Attention researchers who design and implement rigorous quantitative studies on preventing, reducing, or responding to human trafficking: Grants are available for research that advances the understanding of effective prevalence reduction programs and improves anti-trafficking policies and practices.
The opportunity focuses on randomized control trials, though quasi-experimental methods will be considered for funding. Successful applicants may be awarded grants of $200,000 – $400,000. The full text of Innovation for Poverty Action’s (IPA) NOFO can be found at: Competitive Fund – Innovations for Poverty Action. Applications are due October 15, 2021.
The $150 million global Program to End Modern Slavery (PEMS) is pioneering approaches to combat human trafficking through cutting-edge research and targeted programming to test prevalence research methods and interventions. J/TIP has granted implementer Innovation for Poverty Action (IPA) $5.61 million over five years (October 1, 2020 to September 30, 2025) to establish the Human Trafficking Research Initiative (HTRI). This Initiative will build evidence on effective interventions aimed at preventing, decreasing, and addressing human trafficking, including protecting victims. HTRI is intended to foster multi-sectoral partnerships, innovate and improve human trafficking research methods, initiate program pilot testing, and conduct large-scale quantitative studies on human trafficking programs.

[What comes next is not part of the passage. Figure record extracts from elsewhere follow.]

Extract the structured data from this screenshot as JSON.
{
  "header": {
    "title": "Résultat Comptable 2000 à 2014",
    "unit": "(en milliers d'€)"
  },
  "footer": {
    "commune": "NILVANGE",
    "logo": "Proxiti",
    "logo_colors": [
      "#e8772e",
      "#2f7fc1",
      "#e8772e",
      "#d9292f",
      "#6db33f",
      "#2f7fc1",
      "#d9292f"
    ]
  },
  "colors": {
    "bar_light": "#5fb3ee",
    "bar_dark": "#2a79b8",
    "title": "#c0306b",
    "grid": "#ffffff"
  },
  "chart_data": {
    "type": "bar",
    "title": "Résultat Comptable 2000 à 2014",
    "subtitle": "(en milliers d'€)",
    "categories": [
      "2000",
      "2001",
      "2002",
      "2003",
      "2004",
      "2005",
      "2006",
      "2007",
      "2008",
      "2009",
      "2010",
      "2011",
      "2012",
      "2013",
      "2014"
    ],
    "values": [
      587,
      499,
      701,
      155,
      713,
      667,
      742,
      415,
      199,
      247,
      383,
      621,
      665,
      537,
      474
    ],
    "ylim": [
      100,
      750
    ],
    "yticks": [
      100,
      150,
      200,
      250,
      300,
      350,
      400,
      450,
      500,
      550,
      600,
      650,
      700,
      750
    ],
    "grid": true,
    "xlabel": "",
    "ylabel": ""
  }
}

IPA is targeting new research to advance the understanding of effective prevalence reduction programs and improve anti-trafficking policies and practices. Priority themes for this competitive fund are drawn from a Learning and Research Agenda (LRA) that was developed from November 2020 to September 2021 in consultation with leading global policymakers, practitioners, and researchers. The LRA identifies research gaps and priorities HTRI intends to answer. While the number of strong studies examining human trafficking has increased significantly over the last 10-15 years, existing studies are overwhelmingly qualitative and descriptive in nature. More research is needed to estimate the impact of counter-trafficking programs using a method that builds a credible counterfactual. Toward this end, HTRI is focusing on randomized control trials (RCTs), though quasi-experimental methods will be considered for funding. While many RCTs include qualitative research, studies that exclusively rely on qualitative or descriptive research methods will not be considered.

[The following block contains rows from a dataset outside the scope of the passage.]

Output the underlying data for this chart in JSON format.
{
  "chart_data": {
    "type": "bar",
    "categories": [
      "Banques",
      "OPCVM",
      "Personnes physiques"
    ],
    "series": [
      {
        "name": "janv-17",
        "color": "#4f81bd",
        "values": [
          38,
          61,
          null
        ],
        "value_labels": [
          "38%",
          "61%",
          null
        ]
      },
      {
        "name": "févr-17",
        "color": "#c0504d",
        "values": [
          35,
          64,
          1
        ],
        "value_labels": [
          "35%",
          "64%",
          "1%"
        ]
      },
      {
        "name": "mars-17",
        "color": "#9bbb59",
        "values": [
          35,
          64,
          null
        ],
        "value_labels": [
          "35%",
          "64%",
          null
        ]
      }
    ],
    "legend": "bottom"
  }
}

What are Randomized Controlled Trials (RCTs)? In an RCT, a large number of similar individuals (or households, communities, or other specified units) are randomly assigned to either a treatment group that receives an intervention or a control group that does not (or receives some other treatment). RCTs are sometimes referred to as the “gold standard” in research because their design reduces biases and credibly estimates the counterfactual, i.e. what would have happened if the program did not exist.
What are Quasi-Experimental Methods? Quasi-experimental methods can also credibly measure the impact of programs if the right conditions are in place. These methods do not set up treatment and control groups beforehand using random assignment; rather, researchers use different statistical techniques (e.g., matching, quasi-experimental difference-in-difference, regression discontinuity) to build experimental groups. Quasi-experimental methods can be successful, but require more assumptions than an RCT and researchers with expert statistical and econometric analysis skills.

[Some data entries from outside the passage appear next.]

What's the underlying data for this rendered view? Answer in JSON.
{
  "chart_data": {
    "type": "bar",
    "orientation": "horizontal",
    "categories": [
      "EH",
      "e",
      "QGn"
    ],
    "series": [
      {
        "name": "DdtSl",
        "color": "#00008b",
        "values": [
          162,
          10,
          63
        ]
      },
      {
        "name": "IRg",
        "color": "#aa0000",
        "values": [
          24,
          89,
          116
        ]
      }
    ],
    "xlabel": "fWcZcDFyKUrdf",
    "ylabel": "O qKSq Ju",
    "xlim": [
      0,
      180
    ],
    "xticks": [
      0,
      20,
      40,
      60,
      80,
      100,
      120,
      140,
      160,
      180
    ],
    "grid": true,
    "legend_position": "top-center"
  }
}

What is the Award Amount? IPA anticipates funding between $200,000 to $400,000 per award under this round of funding for full experimental and quasi-experimental research projects. “Add-ons” for existing RCTs, additional survey rounds, survey modules, or treatment arms will be considered for funding between $50,000 to $150,000 per award.
Which Organizations May Apply? IPA seeks applications from international quantitative academic researchers focused on vulnerable and/or hidden populations, especially researchers that use experimental methods. Government institutions and researchers will not be considered for funding, although certain partnerships may be assessed at a later point. IPA also seeks to connect human trafficking implementer organizations, or those who work with vulnerable and/or hidden populations, with academic research partners.